Sie hat erlebt, wie die letzten Pferdewagen über Gelsenkirchens Straßen klapperten und die ersten Autos in Rotthausen einfuhren. Ein ganzes Jahrhundert voll mit Ereignissen und persönlichen Erinnerungen liegt hinter Elfriede Wolter. Heute feiert die rüstige alte Dame ihren 100. Geburtstag im Kreise ihrer Liebsten. Denn sie sind das größte Geschenk in ihrem Leben.
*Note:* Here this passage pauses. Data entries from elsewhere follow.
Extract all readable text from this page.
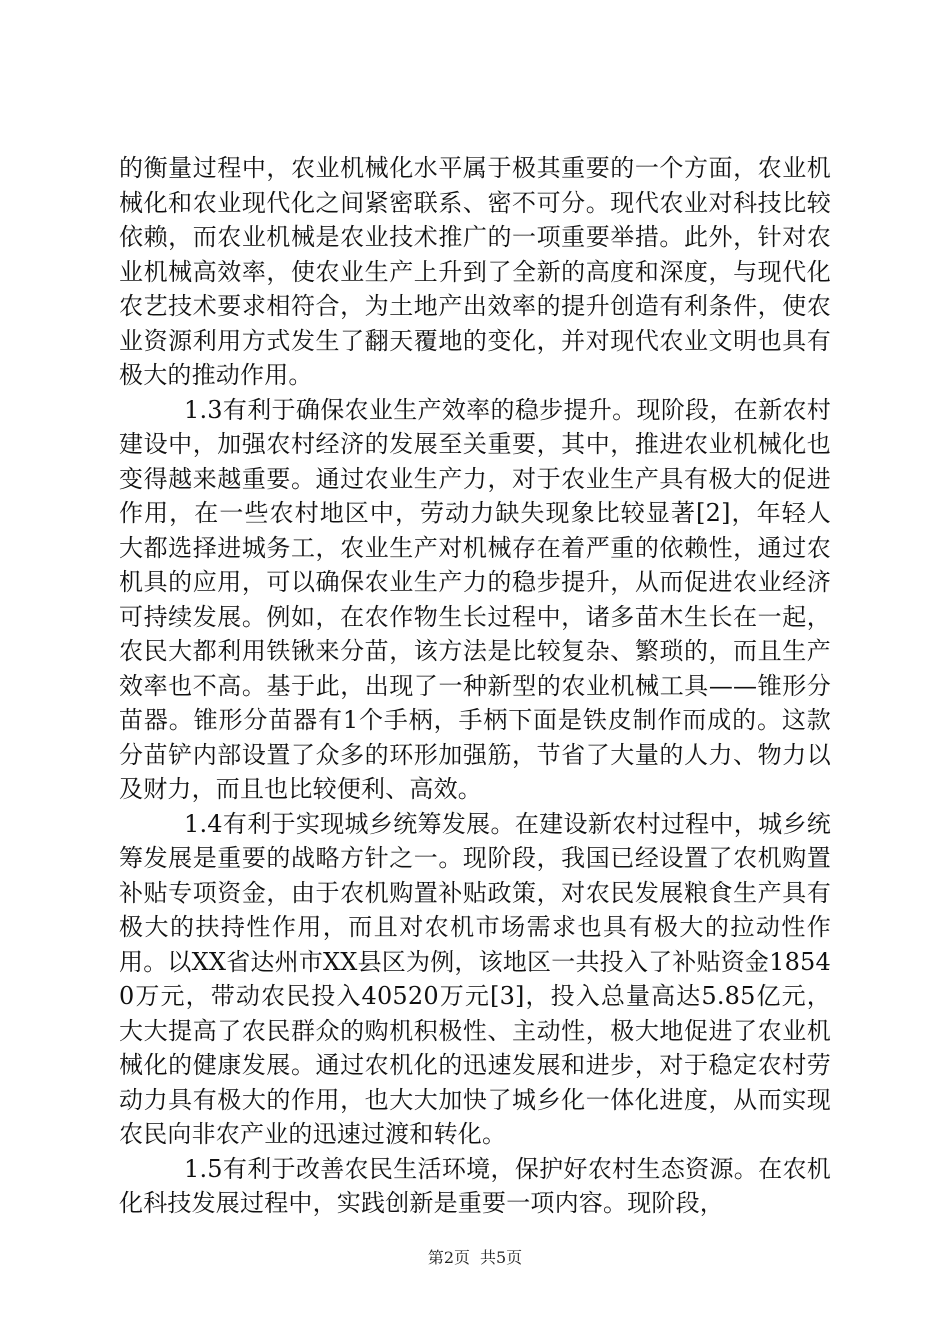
的衡量过程中，农业机械化水平属于极其重要的一个方面，农业机械化和农业现代化之间紧密联系、密不可分。现代农业对科技比较依赖，而农业机械是农业技术推广的一项重要举措。此外，针对农业机械高效率，使农业生产上升到了全新的高度和深度，与现代化农艺技术要求相符合，为土地产出效率的提升创造有利条件，使农业资源利用方式发生了翻天覆地的变化，并对现代农业文明也具有极大的推动作用。

1.3有利于确保农业生产效率的稳步提升。现阶段，在新农村建设中，加强农村经济的发展至关重要，其中，推进农业机械化也变得越来越重要。通过农业生产力，对于农业生产具有极大的促进作用，在一些农村地区中，劳动力缺失现象比较显著[2]，年轻人大都选择进城务工，农业生产对机械存在着严重的依赖性，通过农机具的应用，可以确保农业生产力的稳步提升，从而促进农业经济可持续发展。例如，在农作物生长过程中，诸多苗木生长在一起，农民大都利用铁锹来分苗，该方法是比较复杂、繁琐的，而且生产效率也不高。基于此，出现了一种新型的农业机械工具——锥形分苗器。锥形分苗器有1个手柄，手柄下面是铁皮制作而成的。这款分苗铲内部设置了众多的环形加强筋，节省了大量的人力、物力以及财力，而且也比较便利、高效。

1.4有利于实现城乡统筹发展。在建设新农村过程中，城乡统筹发展是重要的战略方针之一。现阶段，我国已经设置了农机购置补贴专项资金，由于农机购置补贴政策，对农民发展粮食生产具有极大的扶持性作用，而且对农机市场需求也具有极大的拉动性作用。以XX省达州市XX县区为例，该地区一共投入了补贴资金18540万元，带动农民投入40520万元[3]，投入总量高达5.85亿元，大大提高了农民群众的购机积极性、主动性，极大地促进了农业机械化的健康发展。通过农机化的迅速发展和进步，对于稳定农村劳动力具有极大的作用，也大大加快了城乡化一体化进度，从而实现农民向非农产业的迅速过渡和转化。

1.5有利于改善农民生活环境，保护好农村生态资源。在农机化科技发展过程中，实践创新是重要一项内容。现阶段，

第2页 共5页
Ihren Stadtteil hat Elfriede Wolter nur ungerne verlassen. „Jedes Mal, wenn sie woanders war, bekam sie Heimweh nach Rotthausen“, berichtet ihr Sohn Lothar Wolter. Und seine Mutter nickt. Die alte Dame hört nicht mehr so gut, ist aber durchaus gesprächig, wenn man laut nach ihrem Rezept für ein langes Leben fragt. „Nie geraucht, nie Alkohol getrunken und nie Sport getrieben“, lacht die Familie.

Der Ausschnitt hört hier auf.